Some of the animals gloried in their visits, with supervised
play time and more interaction than they’d get at home. Some were sullen and
spent their time in hiding. They all had challenging habits that served them
well enough in their own environments. Feef’s odors were part of his
communication system, although in the pet care facility they earned him a quiet
and solitary room with high perches. The Jarlsens’ skitzcat shed luxurious hair
with mildly barbed tips intended to line its nest—Shadia made sure it had a
private bedding area and invested in high-grade cleaning equipment. The roly
poly hamster-like rrhy dripped scent-mucus wherever it went as a warning of its
poisonous nature.
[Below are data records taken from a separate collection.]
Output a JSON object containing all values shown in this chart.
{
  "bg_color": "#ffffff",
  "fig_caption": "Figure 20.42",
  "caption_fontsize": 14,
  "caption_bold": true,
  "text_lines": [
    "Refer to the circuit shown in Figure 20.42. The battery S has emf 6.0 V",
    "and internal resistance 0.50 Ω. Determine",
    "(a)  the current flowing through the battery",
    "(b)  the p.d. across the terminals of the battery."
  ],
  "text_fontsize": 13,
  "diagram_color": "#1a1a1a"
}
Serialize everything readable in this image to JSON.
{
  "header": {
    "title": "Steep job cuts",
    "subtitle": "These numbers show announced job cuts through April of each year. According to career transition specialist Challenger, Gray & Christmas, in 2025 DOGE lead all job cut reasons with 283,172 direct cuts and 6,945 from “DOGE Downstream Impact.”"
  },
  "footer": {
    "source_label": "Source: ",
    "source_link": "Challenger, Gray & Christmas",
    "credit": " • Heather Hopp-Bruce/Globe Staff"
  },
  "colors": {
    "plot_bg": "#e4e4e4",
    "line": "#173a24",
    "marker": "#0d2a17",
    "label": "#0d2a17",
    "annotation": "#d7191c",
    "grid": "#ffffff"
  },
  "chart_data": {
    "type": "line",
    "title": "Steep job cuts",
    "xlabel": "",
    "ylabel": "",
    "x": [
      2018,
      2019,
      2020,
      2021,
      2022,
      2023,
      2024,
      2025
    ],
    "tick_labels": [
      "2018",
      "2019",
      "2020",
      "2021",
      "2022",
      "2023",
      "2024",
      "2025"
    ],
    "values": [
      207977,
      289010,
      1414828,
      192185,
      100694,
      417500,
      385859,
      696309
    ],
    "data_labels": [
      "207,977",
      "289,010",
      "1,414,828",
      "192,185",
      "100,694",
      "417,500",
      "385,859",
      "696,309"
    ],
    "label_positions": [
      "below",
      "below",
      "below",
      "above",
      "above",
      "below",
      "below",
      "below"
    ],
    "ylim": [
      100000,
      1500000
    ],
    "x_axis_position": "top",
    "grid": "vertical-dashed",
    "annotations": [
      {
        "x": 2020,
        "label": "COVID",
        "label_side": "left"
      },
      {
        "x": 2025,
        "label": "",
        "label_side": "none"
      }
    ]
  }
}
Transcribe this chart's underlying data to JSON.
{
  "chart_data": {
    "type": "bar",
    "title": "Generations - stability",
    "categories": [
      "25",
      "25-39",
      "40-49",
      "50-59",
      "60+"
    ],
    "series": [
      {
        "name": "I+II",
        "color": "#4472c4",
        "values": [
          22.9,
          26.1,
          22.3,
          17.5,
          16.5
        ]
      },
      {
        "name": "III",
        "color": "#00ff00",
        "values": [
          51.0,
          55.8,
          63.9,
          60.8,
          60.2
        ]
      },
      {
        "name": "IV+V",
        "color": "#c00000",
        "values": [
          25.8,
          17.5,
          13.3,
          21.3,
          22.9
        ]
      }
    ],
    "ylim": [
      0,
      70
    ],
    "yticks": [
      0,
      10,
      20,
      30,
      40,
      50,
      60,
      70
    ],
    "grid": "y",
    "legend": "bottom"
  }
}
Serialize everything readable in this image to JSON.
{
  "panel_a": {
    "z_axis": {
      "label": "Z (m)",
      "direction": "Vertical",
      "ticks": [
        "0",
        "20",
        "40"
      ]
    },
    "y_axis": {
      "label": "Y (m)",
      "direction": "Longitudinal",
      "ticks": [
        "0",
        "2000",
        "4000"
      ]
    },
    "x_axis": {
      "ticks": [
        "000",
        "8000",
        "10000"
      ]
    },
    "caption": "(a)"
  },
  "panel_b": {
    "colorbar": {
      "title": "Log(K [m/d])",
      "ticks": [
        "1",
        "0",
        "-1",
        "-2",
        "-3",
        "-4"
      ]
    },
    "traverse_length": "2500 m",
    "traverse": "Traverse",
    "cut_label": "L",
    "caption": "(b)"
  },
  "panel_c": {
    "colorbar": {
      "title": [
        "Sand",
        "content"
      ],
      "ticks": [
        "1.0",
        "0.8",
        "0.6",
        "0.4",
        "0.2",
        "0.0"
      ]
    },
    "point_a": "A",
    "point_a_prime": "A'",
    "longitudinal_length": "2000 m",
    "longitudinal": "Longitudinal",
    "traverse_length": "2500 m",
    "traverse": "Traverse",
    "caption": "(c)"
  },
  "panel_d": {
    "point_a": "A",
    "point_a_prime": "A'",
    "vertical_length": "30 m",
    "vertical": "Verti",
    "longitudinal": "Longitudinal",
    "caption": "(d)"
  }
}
And Gite the tasglana, who looked like nothing more than a
flop-eared goat in extreme miniature, liked to sharpen its claws on everything
and anything—or anyone—it could find. Shadia wore leather work chaps when Gite
came to stay.
The work chaps belonged to the station-run business. But the
plumy, feather-fronded houseplant in the entry way was hers. And along with her
battered collapsible cup-bowl and pronged spoon, she also had a new plate and
matte-finish steel mug.
As if I need those things. As if I need anything. How can
I fit a plant into my duffel? Why did I even get it?